On Buying a House With a Domestic Partner

June 10, 2002, Revised March 1, 2004, February 20, 2007, March 14, 2009

"I am involved in a domestic partner relationship and we are considering purchasing a home together. Her parents are giving us the down payment. What things do we need to know when speaking to a lawyer about the arrangement?"

Congratulations for dealing with this question now. Most unmarried couples purchasing a house together do it blindly. When they split, issues that should have been foreseen but weren’t may prevent a clean and amicable separation.

My mailbox is clogged with letters about such issues. In trying to answer them, I sometimes feel like Dear Abby instead of the Mortgage Professor. Shifting the focus to prevention is a welcome change.

Here are the major issues to resolve with your partner before you buy. Then see a lawyer.

Should Split Mean Sale?

There is much to be said for an agreement that the house must be sold if either partner aborts the relationship. This avoids the thorny issues, discussed below, that can arise when one partner stays with the house.

If a split leads to sale, the only issue is how the proceeds are to be divided. Equal shares may or may not be equitable. In your case, your partner is paying the down payment and deserves a larger share of the proceeds. In other cases, one of the partners may be responsible for a larger share of current expenses than the other.

One approach is to divide the net proceeds by each partner’s contribution to the equity in the house when it is sold. Suppose, for example, that the partners pay $100,000 for a house, take a mortgage of $80,000, pay $20,000 down plus $3000 in settlement costs, and sell it after 5 years when the loan balance is $74,000. Total contributions of the partners to equity in the house at the time of sale consist of $23,000 in cash at purchase, plus $6,000 in reducing the loan balance. If one partner contributed 60% of the cash and paid 40% of the expenses, that partner’s share of net proceeds would be [.6(23,000) + .4(6,000)]/ 29,000, or 56%.

In some cases, this rule would not be fair. For example, one of the partners might unilaterally work on improving the house, which would call for a higher share. The point is that the partners ought to agree at the outset on the terms of the split. If they can’t agree, they should reconsider whether they really want to cohabit.

When One Partner Stays

Valuing the Property: Most of the problems I encounter arise when one of the partners remains in the house. The terms of settlement are more complex than if the house is sold. There is no sale price, so the partners must agree on an appraisal procedure and on who will pay for it. They should also agree on whether a real estate sales commission should be deducted from the valuation used in the settlement. If they wait until the event, this is invariably contentious.

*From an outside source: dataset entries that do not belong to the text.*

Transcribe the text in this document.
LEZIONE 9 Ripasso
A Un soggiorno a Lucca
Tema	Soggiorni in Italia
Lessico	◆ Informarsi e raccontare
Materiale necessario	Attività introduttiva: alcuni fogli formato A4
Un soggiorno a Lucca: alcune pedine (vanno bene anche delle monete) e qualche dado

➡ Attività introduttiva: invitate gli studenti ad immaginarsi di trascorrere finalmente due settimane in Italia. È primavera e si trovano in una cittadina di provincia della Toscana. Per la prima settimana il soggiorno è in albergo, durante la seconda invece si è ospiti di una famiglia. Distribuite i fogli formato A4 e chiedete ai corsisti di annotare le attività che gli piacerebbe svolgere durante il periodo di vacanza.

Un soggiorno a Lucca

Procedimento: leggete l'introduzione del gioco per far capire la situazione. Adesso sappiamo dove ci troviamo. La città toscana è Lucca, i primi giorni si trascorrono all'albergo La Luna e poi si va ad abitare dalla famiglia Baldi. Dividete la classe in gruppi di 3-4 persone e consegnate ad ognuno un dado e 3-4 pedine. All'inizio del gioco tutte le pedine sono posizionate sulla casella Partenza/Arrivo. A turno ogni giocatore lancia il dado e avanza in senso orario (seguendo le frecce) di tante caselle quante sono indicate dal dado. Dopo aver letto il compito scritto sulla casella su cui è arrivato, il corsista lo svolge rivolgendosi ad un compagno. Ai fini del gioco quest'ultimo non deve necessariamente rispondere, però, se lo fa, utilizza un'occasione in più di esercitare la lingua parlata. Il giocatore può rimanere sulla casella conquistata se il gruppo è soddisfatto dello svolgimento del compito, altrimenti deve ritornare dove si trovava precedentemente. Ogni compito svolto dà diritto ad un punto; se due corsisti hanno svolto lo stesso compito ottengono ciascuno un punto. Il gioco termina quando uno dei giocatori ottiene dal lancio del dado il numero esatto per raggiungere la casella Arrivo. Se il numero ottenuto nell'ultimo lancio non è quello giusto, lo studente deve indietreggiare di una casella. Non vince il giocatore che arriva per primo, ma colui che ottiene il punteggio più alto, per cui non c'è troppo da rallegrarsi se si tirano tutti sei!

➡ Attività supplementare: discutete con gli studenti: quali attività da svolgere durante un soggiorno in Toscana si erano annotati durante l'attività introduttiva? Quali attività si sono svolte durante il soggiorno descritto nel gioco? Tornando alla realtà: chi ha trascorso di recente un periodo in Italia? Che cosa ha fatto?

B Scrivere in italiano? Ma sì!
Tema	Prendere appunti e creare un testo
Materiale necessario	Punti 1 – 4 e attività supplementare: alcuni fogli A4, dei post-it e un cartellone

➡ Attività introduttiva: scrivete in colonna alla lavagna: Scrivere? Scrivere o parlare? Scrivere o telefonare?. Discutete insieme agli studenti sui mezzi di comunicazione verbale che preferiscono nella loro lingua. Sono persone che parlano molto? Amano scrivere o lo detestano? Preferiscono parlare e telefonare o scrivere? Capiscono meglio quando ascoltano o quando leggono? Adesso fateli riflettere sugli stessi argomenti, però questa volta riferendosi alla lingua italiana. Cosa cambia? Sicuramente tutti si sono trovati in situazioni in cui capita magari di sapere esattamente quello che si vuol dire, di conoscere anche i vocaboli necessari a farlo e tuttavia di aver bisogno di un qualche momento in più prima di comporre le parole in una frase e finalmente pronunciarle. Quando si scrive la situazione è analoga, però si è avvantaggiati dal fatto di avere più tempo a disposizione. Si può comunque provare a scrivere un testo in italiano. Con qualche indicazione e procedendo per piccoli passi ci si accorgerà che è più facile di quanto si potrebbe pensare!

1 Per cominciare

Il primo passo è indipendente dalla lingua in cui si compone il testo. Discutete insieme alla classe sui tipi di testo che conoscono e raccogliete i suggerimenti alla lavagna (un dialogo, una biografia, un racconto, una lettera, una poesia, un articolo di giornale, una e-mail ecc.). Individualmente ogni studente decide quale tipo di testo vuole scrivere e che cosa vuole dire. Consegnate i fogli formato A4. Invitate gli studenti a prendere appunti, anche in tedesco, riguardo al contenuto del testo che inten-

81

Paying Off the Departing Partner: Another problem arises if the partner remaining in the house doesn’t have the money to pay off the partner who is leaving. The more equity they have in the house, the more cash the resident partner needs to raise. A home equity loan is not possible unless both partners become responsible, which is the last thing the departing partner wants.

Taking the Departing Partner Off the Hook: Much the largest problem, however, is the departing partner’s continuing responsibility for the first mortgage. Many departing partners believe that they are off the hook because the partner remaining in the house has agreed to assume full responsibility for the mortgage. They (and evidently their lawyers) overlook the fact that the lender was not a partner to their agreement. Departing partners who remain liable for their mortgages often are unable to get new mortgages on their own.

Lenders have no incentive to remove one partner from the note. Some can be induced to do it if the partner remaining with the house has a perfect payment record and can document that they are solely responsible for the payments. But in the best situation this takes time, perhaps a year. If the lender refuses, the only way to get the departing partner off the note is for the remaining partner to refinance in her own name.

The Remaining Partner Should Be Responsible: If I were drafting an agreement for a loved one, not knowing whether they were more likely to be the remaining or the departing partner, it would grant the remaining partner 14 months to make the settlement payment, and to remove the departing partner from the note. Otherwise, the house must be sold and the mortgage paid off.

Complications Introduced by a Declining Market

If the house is worth less than the mortgage balance when the couple split, which is likely if, for example, they purchased in 2006 and split in 2009, the options are grim. The house can’t be sold unless the partners pay the deficiency. If neither partner wants to remain in the house and the amount required is small enough to be manageable, that may be the best option. The alternative is foreclosure, which will destroy the credit of both partners.

If one partner wants to stay in the house and continue to make the payments, the partner that leaves avoids foreclosure but will remain liable indefinitely. It may take years before the partner that remains is able to refinance in her own name.

When One Partner Disappears

"I bought a house 5 years ago with a buddy who split shortly thereafter, and I haven't heard from him since. I have paid all the expenses, including the mortgage. Now, I would like to sell but I can't without his signature. What  can I do?" 

According to Bob Bruss, this is a common problem among co-owners who cannot agree if and when to sell. The answer, he says, is a "partition lawsuit" where the owner who wants to sell sues the one who doesn't. Bob says that unless the court finds some compelling reason not to sell, which happens very seldom, it will order the sale and the proceeds split between the co-owners.